Tony aimed to balance competition-style blocs with accessible commercial boulders to please a diverse audience. But his philosophy was clear: “Don’t set to where your climbers are—set above, so everyone can break through their ceiling.” He believes the UK’s frequent resets, competitions, and modern comp style accelerated his development significantly.
On his days off in the UK, Tony was often too tired to travel—or it was raining, or both. Still, he explored many gyms, including his favourites, The Font, Oakwood and Boulder Shack, and attended numerous Competitions. It was at The Font, during the annual Brawl on the Wall, that I also encountered his wife, Elmarie—or rather, heard her, as my eardrum nearly ruptured when she screamed, “COME ON, TONY!” How important is her support? “Well, I married her — so the correct answer is ‘very important’.”
On the South African competition scene, by comparison, Tony is blunt: “It’s kind of dire. You might get provincials, nationals, and a handful of gym comps—maybe four or five a year.” There is a clear pathway to the national team, but little high-performance infrastructure behind it—except in the Western Cape. Tony is quick to praise physio and coach Chris Allen and his high-performance squad. “He’s done a phenomenal job. That’s why the Western Cape takes most of the medals. He just gives his time away, really trying to grow South African climbing so we can push the limits.” When it wasn’t raining (so presumably not particularly often), Tony visited some of the best climbing areas the UK has to offer, including bouldering in South Wales, sport climbing at Portland, and sampling the unique Peak District gritstone. “People hype the grit so much,” he says. “The climbing is incredible… It was very, very unique: just holding friction holds and you have to somehow move your body, climb up, and around these holes. It was really cool…” But in terms of outdoor climbing, South Africa clearly wins his heart.

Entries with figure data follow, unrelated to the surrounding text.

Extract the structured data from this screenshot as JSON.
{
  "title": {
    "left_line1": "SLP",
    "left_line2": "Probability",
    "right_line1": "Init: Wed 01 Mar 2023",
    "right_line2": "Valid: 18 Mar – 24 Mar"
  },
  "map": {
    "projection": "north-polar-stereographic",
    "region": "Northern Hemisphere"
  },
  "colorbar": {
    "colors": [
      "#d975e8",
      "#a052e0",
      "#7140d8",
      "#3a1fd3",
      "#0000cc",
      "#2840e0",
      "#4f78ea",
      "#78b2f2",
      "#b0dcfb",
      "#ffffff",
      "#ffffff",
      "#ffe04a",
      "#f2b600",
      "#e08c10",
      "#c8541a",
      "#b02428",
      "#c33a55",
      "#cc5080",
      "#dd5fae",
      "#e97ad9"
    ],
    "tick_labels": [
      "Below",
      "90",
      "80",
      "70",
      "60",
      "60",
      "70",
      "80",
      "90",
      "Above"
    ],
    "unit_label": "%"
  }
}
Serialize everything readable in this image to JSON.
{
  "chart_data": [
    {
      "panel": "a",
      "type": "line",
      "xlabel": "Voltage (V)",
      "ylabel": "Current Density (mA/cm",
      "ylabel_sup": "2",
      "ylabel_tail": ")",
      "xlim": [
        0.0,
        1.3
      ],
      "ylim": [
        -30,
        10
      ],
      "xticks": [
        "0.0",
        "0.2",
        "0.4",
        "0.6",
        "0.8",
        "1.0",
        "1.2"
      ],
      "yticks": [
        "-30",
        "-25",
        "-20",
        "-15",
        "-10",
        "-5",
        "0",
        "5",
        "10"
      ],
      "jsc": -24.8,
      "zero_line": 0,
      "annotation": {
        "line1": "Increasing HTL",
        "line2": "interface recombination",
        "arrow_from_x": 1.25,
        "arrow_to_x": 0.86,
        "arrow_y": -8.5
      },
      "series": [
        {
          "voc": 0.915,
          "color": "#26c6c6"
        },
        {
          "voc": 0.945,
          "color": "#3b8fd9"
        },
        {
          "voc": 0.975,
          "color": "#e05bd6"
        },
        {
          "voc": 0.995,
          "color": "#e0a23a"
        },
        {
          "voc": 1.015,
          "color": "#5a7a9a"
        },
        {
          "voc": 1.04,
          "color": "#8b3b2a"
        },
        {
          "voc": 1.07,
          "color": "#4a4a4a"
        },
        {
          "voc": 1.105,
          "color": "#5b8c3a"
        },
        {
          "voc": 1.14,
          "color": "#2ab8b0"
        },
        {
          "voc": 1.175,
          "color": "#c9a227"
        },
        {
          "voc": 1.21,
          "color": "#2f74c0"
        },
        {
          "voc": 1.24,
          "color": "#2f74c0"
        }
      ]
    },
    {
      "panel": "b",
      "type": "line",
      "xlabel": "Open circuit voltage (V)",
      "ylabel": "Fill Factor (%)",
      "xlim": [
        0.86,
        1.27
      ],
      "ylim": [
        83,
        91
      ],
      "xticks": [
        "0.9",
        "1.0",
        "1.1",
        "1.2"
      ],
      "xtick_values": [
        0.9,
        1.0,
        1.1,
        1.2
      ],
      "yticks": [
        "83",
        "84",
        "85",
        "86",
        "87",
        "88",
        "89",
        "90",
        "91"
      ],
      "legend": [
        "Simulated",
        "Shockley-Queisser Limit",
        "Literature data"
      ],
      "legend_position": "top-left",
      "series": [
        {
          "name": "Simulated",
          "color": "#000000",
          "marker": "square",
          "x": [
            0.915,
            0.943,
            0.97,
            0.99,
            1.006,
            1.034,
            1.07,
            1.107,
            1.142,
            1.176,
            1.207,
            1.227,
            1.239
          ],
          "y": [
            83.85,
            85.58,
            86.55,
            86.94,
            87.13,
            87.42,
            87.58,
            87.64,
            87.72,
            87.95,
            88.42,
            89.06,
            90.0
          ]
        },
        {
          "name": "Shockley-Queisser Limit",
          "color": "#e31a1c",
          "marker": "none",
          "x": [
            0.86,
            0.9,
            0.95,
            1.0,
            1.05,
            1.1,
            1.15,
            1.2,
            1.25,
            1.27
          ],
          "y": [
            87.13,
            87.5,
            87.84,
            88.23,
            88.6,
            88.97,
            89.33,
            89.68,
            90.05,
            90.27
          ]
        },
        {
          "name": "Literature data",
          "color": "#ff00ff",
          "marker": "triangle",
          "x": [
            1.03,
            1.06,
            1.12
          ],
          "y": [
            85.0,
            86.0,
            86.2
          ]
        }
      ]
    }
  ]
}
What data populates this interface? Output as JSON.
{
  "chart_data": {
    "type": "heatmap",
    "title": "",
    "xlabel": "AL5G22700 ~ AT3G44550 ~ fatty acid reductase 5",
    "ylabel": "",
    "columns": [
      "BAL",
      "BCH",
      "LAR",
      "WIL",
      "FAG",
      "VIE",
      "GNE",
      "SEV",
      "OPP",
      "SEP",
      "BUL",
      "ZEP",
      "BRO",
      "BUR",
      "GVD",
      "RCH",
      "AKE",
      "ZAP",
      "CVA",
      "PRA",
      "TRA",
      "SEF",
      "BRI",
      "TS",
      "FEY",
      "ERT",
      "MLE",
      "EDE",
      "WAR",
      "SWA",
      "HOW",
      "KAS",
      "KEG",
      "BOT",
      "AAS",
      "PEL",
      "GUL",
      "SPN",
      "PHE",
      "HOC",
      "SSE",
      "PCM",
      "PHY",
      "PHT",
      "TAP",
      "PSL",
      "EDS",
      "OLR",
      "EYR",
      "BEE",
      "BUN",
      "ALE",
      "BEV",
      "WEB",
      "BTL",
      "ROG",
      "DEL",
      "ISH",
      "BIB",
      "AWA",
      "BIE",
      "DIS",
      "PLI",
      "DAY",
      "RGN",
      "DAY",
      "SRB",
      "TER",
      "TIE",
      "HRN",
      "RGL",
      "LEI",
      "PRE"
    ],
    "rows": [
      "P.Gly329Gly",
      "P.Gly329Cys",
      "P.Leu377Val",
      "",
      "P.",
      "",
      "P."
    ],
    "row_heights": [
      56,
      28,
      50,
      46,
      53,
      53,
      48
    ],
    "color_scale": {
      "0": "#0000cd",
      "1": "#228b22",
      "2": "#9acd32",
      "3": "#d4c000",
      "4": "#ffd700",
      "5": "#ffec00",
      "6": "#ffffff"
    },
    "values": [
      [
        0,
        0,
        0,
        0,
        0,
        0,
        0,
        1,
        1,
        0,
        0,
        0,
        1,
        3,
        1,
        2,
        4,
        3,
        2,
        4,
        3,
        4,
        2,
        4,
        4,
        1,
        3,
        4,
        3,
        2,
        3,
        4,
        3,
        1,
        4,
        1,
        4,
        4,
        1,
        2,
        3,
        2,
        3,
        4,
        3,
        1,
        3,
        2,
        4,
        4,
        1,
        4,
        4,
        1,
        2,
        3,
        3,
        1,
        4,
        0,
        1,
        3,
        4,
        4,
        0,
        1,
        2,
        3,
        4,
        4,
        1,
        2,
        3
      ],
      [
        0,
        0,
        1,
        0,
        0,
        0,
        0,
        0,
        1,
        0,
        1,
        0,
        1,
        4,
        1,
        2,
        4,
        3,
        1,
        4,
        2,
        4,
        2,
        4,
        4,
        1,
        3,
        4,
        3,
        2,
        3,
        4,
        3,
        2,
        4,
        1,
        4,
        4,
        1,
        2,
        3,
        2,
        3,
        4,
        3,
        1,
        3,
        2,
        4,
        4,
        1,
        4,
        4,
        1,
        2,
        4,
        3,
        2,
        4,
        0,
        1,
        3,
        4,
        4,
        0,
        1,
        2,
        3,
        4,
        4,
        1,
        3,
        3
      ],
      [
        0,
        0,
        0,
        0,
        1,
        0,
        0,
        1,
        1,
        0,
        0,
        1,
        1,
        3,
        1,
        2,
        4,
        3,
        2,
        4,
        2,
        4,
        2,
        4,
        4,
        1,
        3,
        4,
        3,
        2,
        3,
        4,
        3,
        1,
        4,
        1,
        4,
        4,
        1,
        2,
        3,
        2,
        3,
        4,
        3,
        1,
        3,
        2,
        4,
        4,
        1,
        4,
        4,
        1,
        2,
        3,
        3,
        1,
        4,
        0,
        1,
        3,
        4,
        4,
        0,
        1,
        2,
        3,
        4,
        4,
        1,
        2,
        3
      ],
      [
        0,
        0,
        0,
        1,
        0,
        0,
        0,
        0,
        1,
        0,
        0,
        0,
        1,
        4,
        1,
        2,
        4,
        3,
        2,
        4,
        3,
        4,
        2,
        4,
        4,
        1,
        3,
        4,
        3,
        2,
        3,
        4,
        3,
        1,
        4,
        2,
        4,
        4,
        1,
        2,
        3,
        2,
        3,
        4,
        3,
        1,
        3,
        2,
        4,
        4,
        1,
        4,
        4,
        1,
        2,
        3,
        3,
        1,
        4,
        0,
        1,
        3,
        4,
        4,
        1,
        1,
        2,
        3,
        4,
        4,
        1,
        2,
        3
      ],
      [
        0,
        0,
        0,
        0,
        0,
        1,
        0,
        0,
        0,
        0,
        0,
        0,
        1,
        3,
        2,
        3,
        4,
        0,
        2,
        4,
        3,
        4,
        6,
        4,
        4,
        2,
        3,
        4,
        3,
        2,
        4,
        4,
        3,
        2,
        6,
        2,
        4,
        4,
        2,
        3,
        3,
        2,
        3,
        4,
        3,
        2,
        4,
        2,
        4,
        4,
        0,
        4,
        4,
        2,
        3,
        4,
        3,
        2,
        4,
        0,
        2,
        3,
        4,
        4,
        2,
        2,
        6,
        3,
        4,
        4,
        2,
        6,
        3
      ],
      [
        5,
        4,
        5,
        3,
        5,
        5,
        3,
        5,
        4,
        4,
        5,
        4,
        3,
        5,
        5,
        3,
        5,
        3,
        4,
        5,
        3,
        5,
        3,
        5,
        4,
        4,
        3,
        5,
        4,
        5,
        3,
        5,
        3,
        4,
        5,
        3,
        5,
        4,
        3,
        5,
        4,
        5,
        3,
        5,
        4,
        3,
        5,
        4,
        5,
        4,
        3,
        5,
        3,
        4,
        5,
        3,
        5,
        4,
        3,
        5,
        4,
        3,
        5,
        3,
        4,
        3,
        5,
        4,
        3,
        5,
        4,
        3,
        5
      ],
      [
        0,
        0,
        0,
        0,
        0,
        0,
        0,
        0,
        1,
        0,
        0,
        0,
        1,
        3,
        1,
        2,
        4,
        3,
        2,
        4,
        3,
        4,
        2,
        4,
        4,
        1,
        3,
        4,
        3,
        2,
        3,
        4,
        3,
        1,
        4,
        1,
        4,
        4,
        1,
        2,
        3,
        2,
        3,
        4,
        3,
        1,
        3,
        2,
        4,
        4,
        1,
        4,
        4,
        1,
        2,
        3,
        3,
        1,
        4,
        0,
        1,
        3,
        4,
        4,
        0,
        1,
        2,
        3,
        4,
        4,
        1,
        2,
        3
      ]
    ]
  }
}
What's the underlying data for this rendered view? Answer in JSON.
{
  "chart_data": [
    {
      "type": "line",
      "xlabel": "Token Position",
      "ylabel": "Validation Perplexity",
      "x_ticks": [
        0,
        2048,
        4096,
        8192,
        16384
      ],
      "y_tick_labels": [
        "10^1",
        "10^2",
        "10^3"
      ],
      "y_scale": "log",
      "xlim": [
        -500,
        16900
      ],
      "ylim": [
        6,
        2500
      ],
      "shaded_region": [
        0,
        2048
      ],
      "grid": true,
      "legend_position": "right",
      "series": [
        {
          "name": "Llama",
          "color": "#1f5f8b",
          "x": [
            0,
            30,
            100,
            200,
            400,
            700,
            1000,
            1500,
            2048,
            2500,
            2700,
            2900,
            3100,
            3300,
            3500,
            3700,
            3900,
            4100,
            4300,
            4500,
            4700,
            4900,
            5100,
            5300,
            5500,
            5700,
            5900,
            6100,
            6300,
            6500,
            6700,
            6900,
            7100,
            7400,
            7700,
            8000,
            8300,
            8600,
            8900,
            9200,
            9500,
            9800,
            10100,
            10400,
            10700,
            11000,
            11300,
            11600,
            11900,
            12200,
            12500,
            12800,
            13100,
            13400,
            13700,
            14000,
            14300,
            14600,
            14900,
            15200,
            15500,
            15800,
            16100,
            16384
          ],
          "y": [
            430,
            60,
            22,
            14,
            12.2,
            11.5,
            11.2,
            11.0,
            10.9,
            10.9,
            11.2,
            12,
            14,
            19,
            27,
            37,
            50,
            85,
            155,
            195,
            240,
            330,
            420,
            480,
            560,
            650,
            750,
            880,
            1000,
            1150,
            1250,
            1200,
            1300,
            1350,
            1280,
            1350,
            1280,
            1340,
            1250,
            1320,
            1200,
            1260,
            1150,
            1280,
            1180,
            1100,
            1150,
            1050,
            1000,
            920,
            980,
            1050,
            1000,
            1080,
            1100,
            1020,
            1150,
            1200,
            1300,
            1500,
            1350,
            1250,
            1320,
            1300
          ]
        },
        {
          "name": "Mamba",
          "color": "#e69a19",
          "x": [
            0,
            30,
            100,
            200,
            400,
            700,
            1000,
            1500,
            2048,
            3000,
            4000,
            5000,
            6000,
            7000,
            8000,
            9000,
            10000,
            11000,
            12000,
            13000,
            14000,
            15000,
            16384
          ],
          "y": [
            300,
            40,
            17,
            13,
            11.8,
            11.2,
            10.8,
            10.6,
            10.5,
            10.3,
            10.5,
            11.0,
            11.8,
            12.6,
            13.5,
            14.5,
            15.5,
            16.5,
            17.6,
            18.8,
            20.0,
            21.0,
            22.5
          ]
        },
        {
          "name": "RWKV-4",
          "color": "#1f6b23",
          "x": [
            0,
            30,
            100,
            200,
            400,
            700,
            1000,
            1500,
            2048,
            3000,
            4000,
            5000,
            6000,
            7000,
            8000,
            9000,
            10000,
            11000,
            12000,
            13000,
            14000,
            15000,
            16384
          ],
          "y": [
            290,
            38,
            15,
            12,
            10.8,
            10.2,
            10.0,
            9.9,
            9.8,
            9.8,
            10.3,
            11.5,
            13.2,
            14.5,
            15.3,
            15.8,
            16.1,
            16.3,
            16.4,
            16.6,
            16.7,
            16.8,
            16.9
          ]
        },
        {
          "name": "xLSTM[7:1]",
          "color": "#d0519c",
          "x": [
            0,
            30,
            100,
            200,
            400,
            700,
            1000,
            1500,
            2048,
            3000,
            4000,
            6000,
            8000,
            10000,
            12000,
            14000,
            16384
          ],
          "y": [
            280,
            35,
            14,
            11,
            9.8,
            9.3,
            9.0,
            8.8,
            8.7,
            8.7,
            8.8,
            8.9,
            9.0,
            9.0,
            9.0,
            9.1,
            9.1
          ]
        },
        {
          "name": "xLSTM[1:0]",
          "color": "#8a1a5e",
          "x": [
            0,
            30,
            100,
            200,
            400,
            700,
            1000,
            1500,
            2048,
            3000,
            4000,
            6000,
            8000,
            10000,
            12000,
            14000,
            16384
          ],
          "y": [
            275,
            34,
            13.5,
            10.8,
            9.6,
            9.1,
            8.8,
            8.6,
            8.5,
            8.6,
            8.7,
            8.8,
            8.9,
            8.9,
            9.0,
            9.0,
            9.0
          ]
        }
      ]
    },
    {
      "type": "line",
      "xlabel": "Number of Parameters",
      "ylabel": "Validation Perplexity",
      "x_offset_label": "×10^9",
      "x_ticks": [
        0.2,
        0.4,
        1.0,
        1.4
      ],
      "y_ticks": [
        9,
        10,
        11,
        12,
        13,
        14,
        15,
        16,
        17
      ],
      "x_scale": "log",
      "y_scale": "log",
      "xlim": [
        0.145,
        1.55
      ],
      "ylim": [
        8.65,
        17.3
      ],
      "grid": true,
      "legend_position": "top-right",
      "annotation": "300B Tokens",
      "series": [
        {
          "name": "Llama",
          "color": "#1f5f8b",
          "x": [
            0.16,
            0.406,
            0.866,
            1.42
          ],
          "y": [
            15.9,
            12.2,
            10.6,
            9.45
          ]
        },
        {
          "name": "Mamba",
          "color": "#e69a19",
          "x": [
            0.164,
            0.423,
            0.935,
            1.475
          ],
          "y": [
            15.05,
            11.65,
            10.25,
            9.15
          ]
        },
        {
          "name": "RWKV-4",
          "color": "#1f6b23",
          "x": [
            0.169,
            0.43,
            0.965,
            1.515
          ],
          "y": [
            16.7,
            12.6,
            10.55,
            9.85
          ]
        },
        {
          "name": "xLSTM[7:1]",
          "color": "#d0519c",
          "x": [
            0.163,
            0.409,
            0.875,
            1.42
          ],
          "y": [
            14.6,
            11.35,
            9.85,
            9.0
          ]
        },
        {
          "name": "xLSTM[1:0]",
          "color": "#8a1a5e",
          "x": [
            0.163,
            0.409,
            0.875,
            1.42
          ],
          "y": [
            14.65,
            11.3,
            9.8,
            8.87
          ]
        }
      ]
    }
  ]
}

“In Rocklands and elsewhere in South Africa, the scenery is just insane. Big cliffs, endless boulders, big sky. For me, nothing beats that.”
Now back in South Africa, Tony is still climbing, still setting, still coaching—and still trying to push South African climbing. In Cape Town, he splits his time between Bloc 11, City ROCK, and his home gym, Kragsentrale (Power Station), and now focuses heavily on competition setting at both national and local
Events. One recent standout experience came when Kragsentrale brought in two head setters from B-Pump Ogikubo in Japan. Tony was struck by the level of detail and intentionality they brought to their boulders. “It was next level. It really underscored the gap for me—the understanding in South Africa of high-quality
competition boulders is still evolving. But I’m optimistic. More competitions will mean more practice, more collaboration, and faster progression for everyone.”
“Hard bouldering is definitely what’s motivating me. I just want to do more hard lines and really big and proud-looking boulders.” Tony is currently projecting his first 8C, Parzival, at The Gallery. Possibly named after the legendary knight whose story centres on an arduous and transformative quest, the line feels fitting. In the best shape of his life, Tony is hopeful that this modern-day grail is equally within reach.
What stands out when comparing the UK and South African scenes is the shared spirit beneath them. Climbing thrives on community, encouragement, creativity, and generosity. Tony embodies that spirit. His journey—from a tiny school wall in Pretoria, to UK route setting, to building South African climbing—shows that what shapes a scene most isn’t just funding or equipment, but people who believe in giving back. And sometimes, that gift is as simple as stripping a wall, placing a few volumes, and spending two quiet hours helping a young climber rediscover joy.